The spying on Dauphin was prompted by suspicions that there was something amiss in the awarding of a municipal grant to a local company for the demolition of a one-time dye factory and the decontamination of the land on which it stood in Lachine. The grant amounted to nearly $700,000, and if it was improperly awarded, certainly it is a serious matter. But if the city administration suspected impropriety, the right course of action would have been to turn the matter over to the police for investigation. And if hacking Dauphin's emails was deemed necessary, due process required the police to obtain authorization for such action from a judge.
(La Presse further reported this week that the administration had paid a private security firm to investigate former police chief Yvan Delorme based on suspicions about a contract to another private security firm that provided security at police headquarters. If the report is founded, the administration was once again in violation of due process. The correct procedure, clearly spelled out in the law governing cities and towns, is to refer the matter to the province's public-security minister for investigation.)

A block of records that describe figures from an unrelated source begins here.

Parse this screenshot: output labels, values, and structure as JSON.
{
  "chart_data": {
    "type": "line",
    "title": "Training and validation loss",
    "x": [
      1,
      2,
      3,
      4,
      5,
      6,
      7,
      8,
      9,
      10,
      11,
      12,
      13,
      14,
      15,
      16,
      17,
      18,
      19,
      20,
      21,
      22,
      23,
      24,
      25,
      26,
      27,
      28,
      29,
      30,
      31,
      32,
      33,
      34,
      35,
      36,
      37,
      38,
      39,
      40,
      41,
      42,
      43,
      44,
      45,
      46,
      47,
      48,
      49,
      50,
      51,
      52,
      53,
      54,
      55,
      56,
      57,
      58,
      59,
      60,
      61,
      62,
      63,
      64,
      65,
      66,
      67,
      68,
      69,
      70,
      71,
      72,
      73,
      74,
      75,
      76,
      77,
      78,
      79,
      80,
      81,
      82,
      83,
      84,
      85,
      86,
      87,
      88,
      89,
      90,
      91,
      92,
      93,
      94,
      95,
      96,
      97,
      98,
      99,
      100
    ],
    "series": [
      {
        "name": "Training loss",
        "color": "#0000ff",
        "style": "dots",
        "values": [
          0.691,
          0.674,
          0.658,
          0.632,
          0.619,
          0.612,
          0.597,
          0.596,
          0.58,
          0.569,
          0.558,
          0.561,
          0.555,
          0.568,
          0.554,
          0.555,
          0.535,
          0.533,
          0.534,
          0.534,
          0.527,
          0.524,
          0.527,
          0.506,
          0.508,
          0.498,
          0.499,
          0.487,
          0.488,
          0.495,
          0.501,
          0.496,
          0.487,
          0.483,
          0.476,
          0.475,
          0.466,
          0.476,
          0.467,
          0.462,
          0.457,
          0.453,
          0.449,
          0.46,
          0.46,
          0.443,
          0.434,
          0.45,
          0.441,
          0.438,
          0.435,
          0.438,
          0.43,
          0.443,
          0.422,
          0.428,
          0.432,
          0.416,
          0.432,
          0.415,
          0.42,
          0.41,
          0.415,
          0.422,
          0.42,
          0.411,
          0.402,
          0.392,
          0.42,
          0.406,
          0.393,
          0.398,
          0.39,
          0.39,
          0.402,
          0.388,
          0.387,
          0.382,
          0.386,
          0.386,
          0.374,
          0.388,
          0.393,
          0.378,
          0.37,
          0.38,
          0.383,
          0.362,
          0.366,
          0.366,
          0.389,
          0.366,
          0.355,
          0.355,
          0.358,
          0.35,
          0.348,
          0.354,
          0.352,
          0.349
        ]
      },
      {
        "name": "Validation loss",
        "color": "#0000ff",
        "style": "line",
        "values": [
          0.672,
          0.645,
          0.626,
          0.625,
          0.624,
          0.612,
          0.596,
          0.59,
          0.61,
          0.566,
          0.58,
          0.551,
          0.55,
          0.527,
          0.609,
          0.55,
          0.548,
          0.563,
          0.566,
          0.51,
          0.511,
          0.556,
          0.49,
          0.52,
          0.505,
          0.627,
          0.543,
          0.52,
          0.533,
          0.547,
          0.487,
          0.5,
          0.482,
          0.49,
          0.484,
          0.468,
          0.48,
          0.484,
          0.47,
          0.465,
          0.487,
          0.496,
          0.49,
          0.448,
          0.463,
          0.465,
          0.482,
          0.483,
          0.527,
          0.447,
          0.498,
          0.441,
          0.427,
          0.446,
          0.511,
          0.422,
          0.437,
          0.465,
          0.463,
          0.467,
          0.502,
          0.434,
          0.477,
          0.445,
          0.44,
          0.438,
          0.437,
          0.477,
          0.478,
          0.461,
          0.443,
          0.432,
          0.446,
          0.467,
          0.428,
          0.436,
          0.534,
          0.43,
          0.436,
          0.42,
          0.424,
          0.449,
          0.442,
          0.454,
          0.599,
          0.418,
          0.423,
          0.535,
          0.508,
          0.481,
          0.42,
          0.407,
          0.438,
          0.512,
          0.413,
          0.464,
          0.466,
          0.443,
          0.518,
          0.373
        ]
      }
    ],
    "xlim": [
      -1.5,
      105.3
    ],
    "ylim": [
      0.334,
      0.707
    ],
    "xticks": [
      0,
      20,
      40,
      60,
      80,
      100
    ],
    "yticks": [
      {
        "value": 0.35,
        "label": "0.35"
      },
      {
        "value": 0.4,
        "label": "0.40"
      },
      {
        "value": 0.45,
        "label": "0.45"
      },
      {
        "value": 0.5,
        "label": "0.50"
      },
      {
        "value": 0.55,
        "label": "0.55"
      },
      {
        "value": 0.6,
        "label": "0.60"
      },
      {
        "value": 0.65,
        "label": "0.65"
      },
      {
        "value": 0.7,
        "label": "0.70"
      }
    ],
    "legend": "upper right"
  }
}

There is clearly a profound malaise at the top of this city's administration, one that appears beyond the capacity - or will - of the mayor and his senior officials to redress. What might best be done about it is for concerned citizens to begin organizing now to replace this inept bunch with a competent and honourable administration in the next civic election two years hence. As for higher authorities in Quebec City, thought should be given now to reforming Montreal's administrative structure and mandating greater transparency in its operation. A good start would be to downsize the ridiculously bloated city council and eliminate the current system of municipal parties that has led to so much corruption and waste.
Montrealers deserve better than this, much better. A better system for running their city, and better people to do the running.